Several thousand people were in attendance, including former Alaska Gov. Sarah Palin and her husband. Some in the somber crowd carried flower bouquets.
Many said before the service started that they didn't know the 38-year-old Kyle, whom authorities say was killed Feb. 2 at a North Texas shooting range by an Iraq War veteran.
Air Force Master Sgt. Kevin Phillips said he wasn't surprised by the large turnout. He came from his Fort Worth home to honor "a brother in arms."
"I'm here to pay my respects to him, and also for all of those who have fallen while serving this country," said Esperanza Meza, who is in the Texas State Guard.

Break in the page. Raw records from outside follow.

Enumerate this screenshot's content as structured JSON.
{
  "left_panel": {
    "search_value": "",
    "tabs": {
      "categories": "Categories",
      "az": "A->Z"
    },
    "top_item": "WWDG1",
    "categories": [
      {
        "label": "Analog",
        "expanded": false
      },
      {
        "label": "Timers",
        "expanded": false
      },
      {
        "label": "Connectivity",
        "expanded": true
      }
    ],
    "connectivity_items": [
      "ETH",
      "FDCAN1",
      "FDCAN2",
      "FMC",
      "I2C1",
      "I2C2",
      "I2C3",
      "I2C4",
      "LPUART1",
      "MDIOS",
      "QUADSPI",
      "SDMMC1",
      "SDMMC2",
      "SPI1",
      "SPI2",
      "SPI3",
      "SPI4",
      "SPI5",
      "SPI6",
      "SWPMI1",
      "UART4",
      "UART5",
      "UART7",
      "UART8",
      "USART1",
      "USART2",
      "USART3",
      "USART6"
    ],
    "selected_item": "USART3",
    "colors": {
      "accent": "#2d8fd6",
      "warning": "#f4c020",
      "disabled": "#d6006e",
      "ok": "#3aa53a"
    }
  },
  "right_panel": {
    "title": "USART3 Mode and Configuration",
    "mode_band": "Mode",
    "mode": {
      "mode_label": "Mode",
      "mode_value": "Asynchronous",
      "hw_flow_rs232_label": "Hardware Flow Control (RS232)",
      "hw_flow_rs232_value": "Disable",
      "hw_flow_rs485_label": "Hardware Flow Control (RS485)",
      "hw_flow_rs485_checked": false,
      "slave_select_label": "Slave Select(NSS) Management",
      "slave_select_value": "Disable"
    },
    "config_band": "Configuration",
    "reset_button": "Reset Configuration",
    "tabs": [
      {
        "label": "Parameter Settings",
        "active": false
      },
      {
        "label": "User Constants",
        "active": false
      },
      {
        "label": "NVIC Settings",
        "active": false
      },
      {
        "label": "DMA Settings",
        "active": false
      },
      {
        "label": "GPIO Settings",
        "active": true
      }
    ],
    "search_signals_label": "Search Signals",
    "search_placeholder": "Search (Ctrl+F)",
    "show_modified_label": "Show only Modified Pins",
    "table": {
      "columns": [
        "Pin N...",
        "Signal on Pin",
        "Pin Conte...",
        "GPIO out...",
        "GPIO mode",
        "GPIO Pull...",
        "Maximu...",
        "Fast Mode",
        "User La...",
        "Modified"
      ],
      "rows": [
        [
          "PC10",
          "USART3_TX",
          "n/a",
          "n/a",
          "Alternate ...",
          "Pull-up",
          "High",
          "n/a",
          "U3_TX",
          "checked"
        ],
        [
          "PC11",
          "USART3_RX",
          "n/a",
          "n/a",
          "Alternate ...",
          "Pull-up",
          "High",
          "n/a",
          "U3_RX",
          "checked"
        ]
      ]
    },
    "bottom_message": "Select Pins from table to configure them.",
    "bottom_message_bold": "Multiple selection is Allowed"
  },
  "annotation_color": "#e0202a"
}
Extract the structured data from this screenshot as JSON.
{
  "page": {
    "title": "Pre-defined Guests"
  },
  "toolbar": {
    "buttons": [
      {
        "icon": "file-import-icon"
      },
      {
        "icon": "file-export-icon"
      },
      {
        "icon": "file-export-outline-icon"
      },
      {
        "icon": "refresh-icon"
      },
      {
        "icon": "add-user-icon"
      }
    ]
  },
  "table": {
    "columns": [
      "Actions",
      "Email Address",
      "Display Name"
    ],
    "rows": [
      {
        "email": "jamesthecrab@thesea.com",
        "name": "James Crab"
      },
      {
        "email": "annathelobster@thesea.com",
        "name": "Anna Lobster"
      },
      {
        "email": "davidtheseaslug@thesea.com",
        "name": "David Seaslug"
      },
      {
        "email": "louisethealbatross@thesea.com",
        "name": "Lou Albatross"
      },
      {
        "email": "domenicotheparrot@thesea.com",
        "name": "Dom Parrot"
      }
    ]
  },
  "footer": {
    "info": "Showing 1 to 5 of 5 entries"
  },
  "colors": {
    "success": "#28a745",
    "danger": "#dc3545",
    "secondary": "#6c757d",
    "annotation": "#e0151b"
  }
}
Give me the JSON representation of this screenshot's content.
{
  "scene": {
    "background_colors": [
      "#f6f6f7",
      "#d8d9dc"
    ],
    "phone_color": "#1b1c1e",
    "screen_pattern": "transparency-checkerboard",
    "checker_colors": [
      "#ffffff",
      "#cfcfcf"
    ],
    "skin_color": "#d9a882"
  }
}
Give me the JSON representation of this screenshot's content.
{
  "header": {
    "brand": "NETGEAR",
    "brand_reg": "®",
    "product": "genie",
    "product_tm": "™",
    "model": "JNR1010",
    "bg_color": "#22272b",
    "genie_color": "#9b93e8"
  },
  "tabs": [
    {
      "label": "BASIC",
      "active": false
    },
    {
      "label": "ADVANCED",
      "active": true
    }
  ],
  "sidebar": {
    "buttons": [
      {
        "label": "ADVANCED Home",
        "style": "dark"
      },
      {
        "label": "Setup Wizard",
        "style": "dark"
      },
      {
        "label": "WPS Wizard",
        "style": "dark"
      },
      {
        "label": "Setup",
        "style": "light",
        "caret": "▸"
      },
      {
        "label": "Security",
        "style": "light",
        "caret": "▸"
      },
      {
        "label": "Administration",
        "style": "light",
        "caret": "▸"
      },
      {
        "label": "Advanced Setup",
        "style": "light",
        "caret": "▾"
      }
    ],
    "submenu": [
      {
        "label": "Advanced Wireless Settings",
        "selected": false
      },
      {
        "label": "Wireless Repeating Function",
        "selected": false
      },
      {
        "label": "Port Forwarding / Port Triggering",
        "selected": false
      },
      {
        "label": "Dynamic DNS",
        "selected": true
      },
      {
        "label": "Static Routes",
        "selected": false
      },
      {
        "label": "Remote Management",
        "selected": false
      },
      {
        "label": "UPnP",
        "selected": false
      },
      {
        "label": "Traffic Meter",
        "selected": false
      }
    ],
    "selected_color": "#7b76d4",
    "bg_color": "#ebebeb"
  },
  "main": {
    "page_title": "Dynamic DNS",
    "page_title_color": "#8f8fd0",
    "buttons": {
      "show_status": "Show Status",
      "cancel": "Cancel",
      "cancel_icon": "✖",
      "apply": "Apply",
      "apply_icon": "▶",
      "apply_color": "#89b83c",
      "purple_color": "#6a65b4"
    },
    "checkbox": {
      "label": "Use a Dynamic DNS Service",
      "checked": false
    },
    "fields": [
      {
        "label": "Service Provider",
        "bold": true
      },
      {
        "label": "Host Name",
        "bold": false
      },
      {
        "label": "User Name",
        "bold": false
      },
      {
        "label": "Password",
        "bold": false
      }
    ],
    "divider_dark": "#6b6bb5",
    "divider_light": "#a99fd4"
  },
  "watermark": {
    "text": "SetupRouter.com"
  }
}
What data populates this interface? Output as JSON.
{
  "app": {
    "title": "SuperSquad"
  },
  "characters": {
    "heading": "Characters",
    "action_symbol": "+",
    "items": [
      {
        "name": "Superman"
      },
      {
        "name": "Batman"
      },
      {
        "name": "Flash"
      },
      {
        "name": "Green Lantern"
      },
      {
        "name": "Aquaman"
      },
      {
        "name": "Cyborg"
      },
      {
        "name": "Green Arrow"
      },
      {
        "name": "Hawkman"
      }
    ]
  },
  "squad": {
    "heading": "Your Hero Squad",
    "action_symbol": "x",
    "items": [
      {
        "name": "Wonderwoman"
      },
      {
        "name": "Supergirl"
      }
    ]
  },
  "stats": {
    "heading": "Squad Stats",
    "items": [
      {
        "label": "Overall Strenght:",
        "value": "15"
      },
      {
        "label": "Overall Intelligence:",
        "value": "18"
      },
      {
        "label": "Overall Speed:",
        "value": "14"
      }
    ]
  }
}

Before and during the service, pictures of Kyle, his family and SEALS were shown on a large screen in the stadium. The back page of the memorial service program included handwritten notes from Kyle's young kids, signed "Baby Girl" and "Bubba."
Kyle completed four tours of duty in Iraq and wrote the best-selling book "American Sniper."
Kyle's funeral service is scheduled for Tuesday. He will be buried at the Texas State Cemetery in Austin after a 200-mile funeral procession.
Another Iraq War veteran, 25-year-old Eddie Ray Routh, has been charged in the killings of Kyle and his friend Chad Littlefield at a gun range. Routh is being held in Erath County on $3 million bond.
The director of the nonprofit that Kyle set up to give in-home fitness equipment to physically and emotionally wounded veterans has said that Kyle and Littlefield apparently had been helping Routh work through post-traumatic stress disorder.
Kyle, Littlefield and Routh were all together when they arrived at the shooting range at Rough Creek Lodge, about 50 miles southwest of Fort Worth, authorities say. Routh later fled the range in Kyle's truck and went to his sister's home.
According to a search warrant, Routh told his sister and brother-in-law that the men "were out shooting target practice and he couldn't trust them so he killed them before they could kill him." Routh's sister called the police, describing her brother as "psychotic." Routh was arrested after a short police chase.
Routh's brother-in-law told authorities that Routh had recently been diagnosed with post-traumatic stress disorder. One of Routh's attorneys, J. Warren St. John, said his client had been released from the Dallas Veterans Affairs hospital against his family's wishes just two days before the shootings.
Littlefield's funeral was held Friday in Midlothian, where he and Kyle were neighbors. After the funeral, Littlefield's relatives said the men's outing with Routh was intended to be therapeutic.
Littlefield's father-in-law, Tom Montgomery, said Kyle regularly took veterans to the shooting range, and that Littlefield often assisted in efforts to help veterans.